MALAWI: Kalilima - Faith Mussa

Taking afro-soul to a new level, Mussa's idiosyncratic style and innovative form allows this album to surprise as well as entertain

Known as Malawi’s one-man electronic band, Faith Mussa’s style of mixing traditional African rhythms and beats with modern sounds instantly marks him out from the crowd. His idiosyncratic style takes influences from other afro-pop musicians and of course from the musical heritage of his native Malawi, but the finished product is rather unique, and a joyous listening experience. Coming from a family of musicians, Mussa cut his teeth in his family band, who travelled around Malawi playing music. Soon after, he began making his own guitars, and eventually became renowned as a solo performer who uses electronic methods to sound as if there is an entire band on stage. Though it’s just Mussa on stage, he manages to make it an entertaining spectacle, and I would recommend you check out some of his solo performances on Youtube.

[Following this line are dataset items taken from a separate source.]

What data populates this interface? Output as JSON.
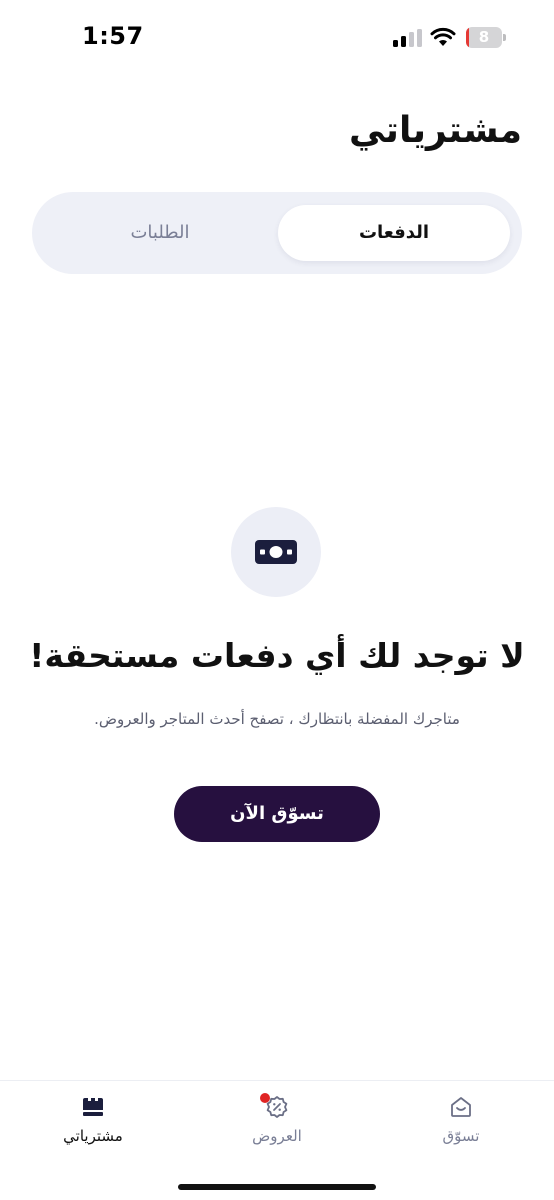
{
  "status_bar": {
    "time": "1:57",
    "battery_level": "8",
    "battery_fraction": 0.08,
    "icons": [
      "cellular-signal-icon",
      "wifi-icon",
      "battery-icon"
    ]
  },
  "header": {
    "title": "مشترياتي"
  },
  "tabs": [
    {
      "label": "الدفعات",
      "selected": true
    },
    {
      "label": "الطلبات",
      "selected": false
    }
  ],
  "empty_state": {
    "icon": "money-icon",
    "title": "لا توجد لك أي دفعات مستحقة!",
    "subtitle": "متاجرك المفضلة بانتظارك ، تصفح أحدث المتاجر والعروض.",
    "button_label": "تسوّق الآن"
  },
  "bottom_nav": {
    "items": [
      {
        "label": "مشترياتي",
        "icon": "purchases-icon",
        "active": true
      },
      {
        "label": "العروض",
        "icon": "offers-badge-icon",
        "active": false,
        "has_notification": true
      },
      {
        "label": "تسوّق",
        "icon": "shop-home-icon",
        "active": false
      }
    ]
  },
  "colors": {
    "primary_button": "#26103f",
    "tabs_background": "#eef0f7",
    "notification_dot": "#e02424",
    "battery_low": "#e53935",
    "inactive_text": "#7a7f96"
  }
}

“This album is constantly taking unexpected turns that delight, entertain, and innovate...”

Kalilima is Mussa’s second album, and stereotypically second albums are always harder to make. Whether that’s the truth for this album or not, it certainly doesn’t seem like it was. The music seems effortless, and for me, it’s the whirlwind creativity and inventiveness, the desire to create music on his own that terms that impresses me the most, and yet this does not seem like an obvious ‘mission statement’ album by any means. This album is constantly taking unexpected turns that delight, entertain, and innovate, and while music making is hardly ever a truly solo endeavour (and neither was this album, as we shall come to see), it certainly seems to me that the overriding style is that of Mussa and Mussa alone.


However, Mussa shows himself to be capable of collaboration, and he even excels at it. Werenga features Malawi’s other famous musical export, the Madalitso Band, and the song is maybe my favourite on an album full of strong songs. Having Madalitso’s Yobu Maligwa on the babatoni, a giant, one-stringed Malawian take on a guitar adds a vibrancy to the proceedings which melds perfectly with the pop beat. In addition, Kwanu Nkwanu brings a fast-paced shangaan electro vibe to the album, taking inspiration from South African music, and while it is perhaps, on the face of it, the most removed from the afro-pop fusion that defines the rest of the album, shangaan electro is itself a fusion genre, taking the music of the Tsonga people and merging it with the fluid synthetic drumbeats and guitar lines of electro music. As such, the album has a playfulness when it comes to genre, and also when it comes to the form of the album. Werenga and the acoustic pop and 80s synth inspired number N’Goma are separated by Gass Chat, an extract of an overlapping conversation between Mussa and his producers and assistants, which acts as a palate cleanser between the two halves of the album.


The album’s overall feel is that of an album that respects the past, but at the same time is aiming to create something new and fresh. Songs like Ndi Konkuno link back to genres like soukous or afrobeat, and a song like Pamudzi Pano has a guitar part that wouldn’t be out of place on a classic rock album, and yet in each of these songs there is always an element of the popular music of the moment, as well as a heavy dose of the traditional music of Africa. This three-pronged approach allows Mussa to subtly change the levels of each part and create enough variation throughout for it to be vital and exciting, while also being a contiguous piece of music that has an artistic through-line, as well as being one that is thoroughly entertaining, full of tracks that are memorable, catchy, and danceable. And all that in just 35 minutes. Not bad going.